Ted Bililies
New York
To compete against digitally savvy businesses, born-traditional companies built on Industrial Age principles and practices will have to make big changes. It won’t be easy, but taking a page from digital exemplars’ success playbook will help.
This article is part of our Born-Digital study, where AlixPartners set out to research born-digital companies' unique blend of strengths and challenges and identify the most pressing needs and areas of focus needed to sustain their success.
Everyone knows that born-digital companies are growing at a blistering pace compared with their born-traditional counterparts.
Born-digital businesses are both the protagonists and the disruptors in a diverse array of industries—and they’re making life simpler for customers by providing meticulously personalized offerings, delivering goods and services at unprecedented speeds, and presenting customized options like delivering to your door versus delivering you to their door.
For born-traditional companies, competing against their born-digital counterparts is no easy feat, and many are at risk of being displaced. In our experience, many born-traditional businesses have dragged their feet in responding not only to the threats posed by born-digital successes but also to the new opportunities these fast growing newcomers present.
Specifically, born-traditional firms have a valuable chance to learn from their digitally savvy counterparts on multiple fronts—like how to extract maximum business value from data, how to tailor their offerings to a customer’s every need, how to empower their employees to innovate, how to use digital technologies such as cloud computing, and how to rethink their organizational structures.
Indeed, findings from our recent survey show that born-traditional companies have lagged behind their born-digital counterparts in several respects, including how far along they are in digital transformation, where they focus their digital efforts, and how they use analytics.

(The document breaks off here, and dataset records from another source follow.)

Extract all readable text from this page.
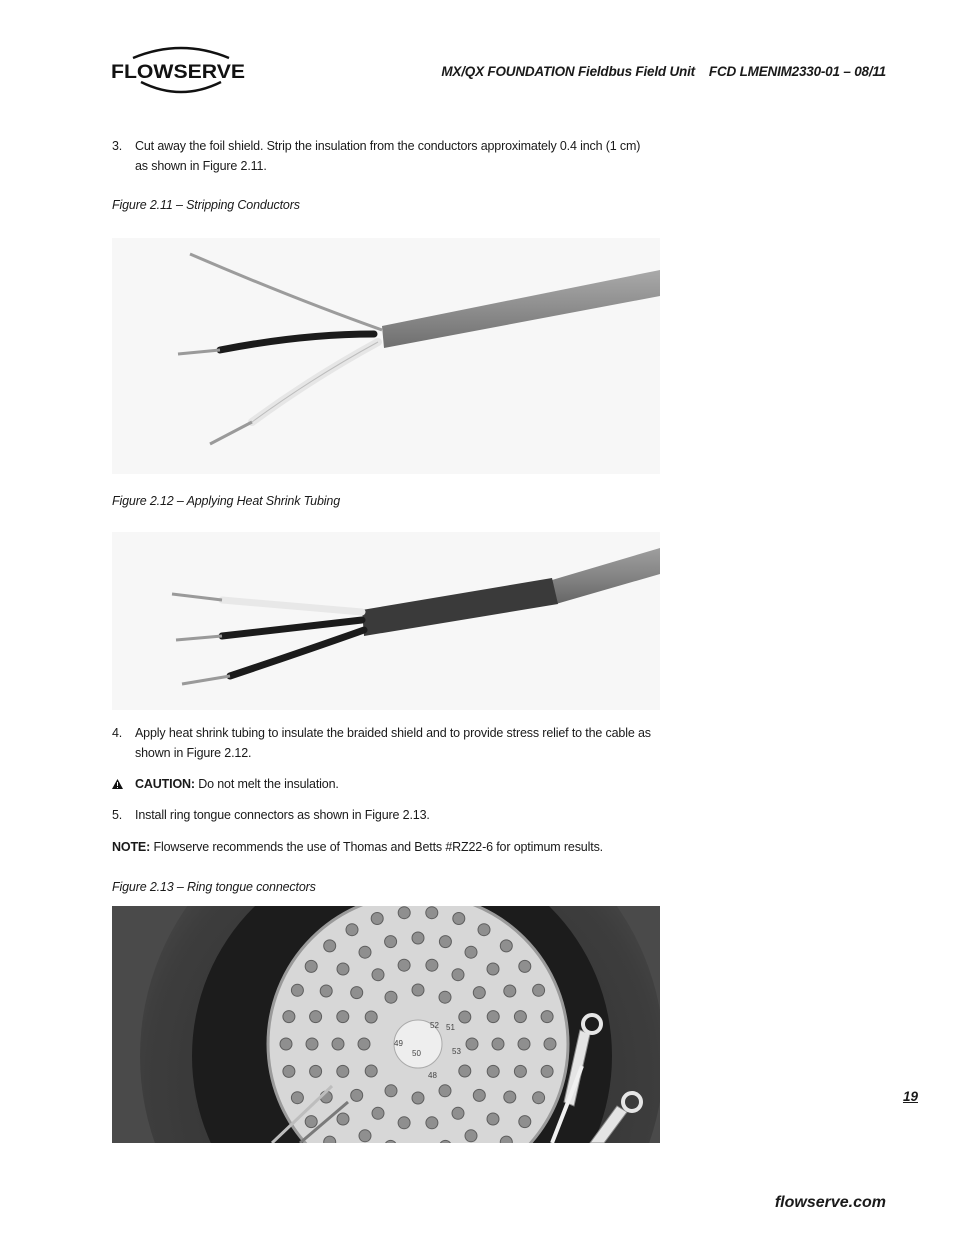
FLOWSERVE	MX/QX FOUNDATION Fieldbus Field Unit FCD LMENIM2330-01 – 08/11
3. Cut away the foil shield. Strip the insulation from the conductors approximately 0.4 inch (1 cm)
as shown in Figure 2.11.
Figure 2.11 – Stripping Conductors
Figure 2.12 – Applying Heat Shrink Tubing
4. Apply heat shrink tubing to insulate the braided shield and to provide stress relief to the cable as
shown in Figure 2.12.
CAUTION: Do not melt the insulation.
5. Install ring tongue connectors as shown in Figure 2.13.
NOTE: Flowserve recommends the use of Thomas and Betts #RZ22-6 for optimum results.
Figure 2.13 – Ring tongue connectors
52
50	53
48
49
51
19
flowserve.com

Why are born-digital companies so much more nimble than born-traditional ones, and how do they manage to grow so quickly? In part, it’s because born-digital enterprises have less to lose than their born-traditional counterparts do. That is, they don’t have to destroy something to create something else. That’s why they can more easily move quickly and with less disruption.
For born-traditional companies willing to initiate major change, walking away from the winning formula that got them where they are today is difficult. Closing stores, shutting down factories, outsourcing functions, using analytics in new ways to get insights on pricing and promotion strategy—all such moves require painful choices and a willingness to destroy old ways of doing business. That’s especially upsetting and frightening for the people who created those old ways of doing things.
In taking a page from their born-digital counterparts’ playbook, born-traditional companies will have to make two especially daunting changes. First, they’ll have to adopt a new mindset—one characterized by rapid prototyping and experimentation. And second, they’ll have to let go of the centralized control and process management approach they’ve long used.
Industrial Era principles and practices have been honed across many decades—from the eighteenth century to today. Its defining characteristics include the achievement of economies of scale, the establishment of repeatable and predictable physical processes, and the use of centralized and hierarchical decision making. Some of the elements of that approach are still needed today to support operational efficiency—and born-digital companies can benefit from mastering them, too. But when it comes to the innovation and growth that born-digital businesses excel at, other elements of the Industrial Era approach have become increasingly out-of-date—and even harmful for traditional, born-traditional companies.
Modifying a born-traditional approach to business will require courage on the part of these companies. Understanding the journey one company followed demonstrates that it can be done.
To up their digital game, born-traditional companies will have to make major changes on multiple fronts—including their business and operating models, their organizational cultures, and their talent management approaches.
Companies that tackle those tasks now will stand the best chance of surviving the disruption that born-digital enterprises have introduced into the business environment.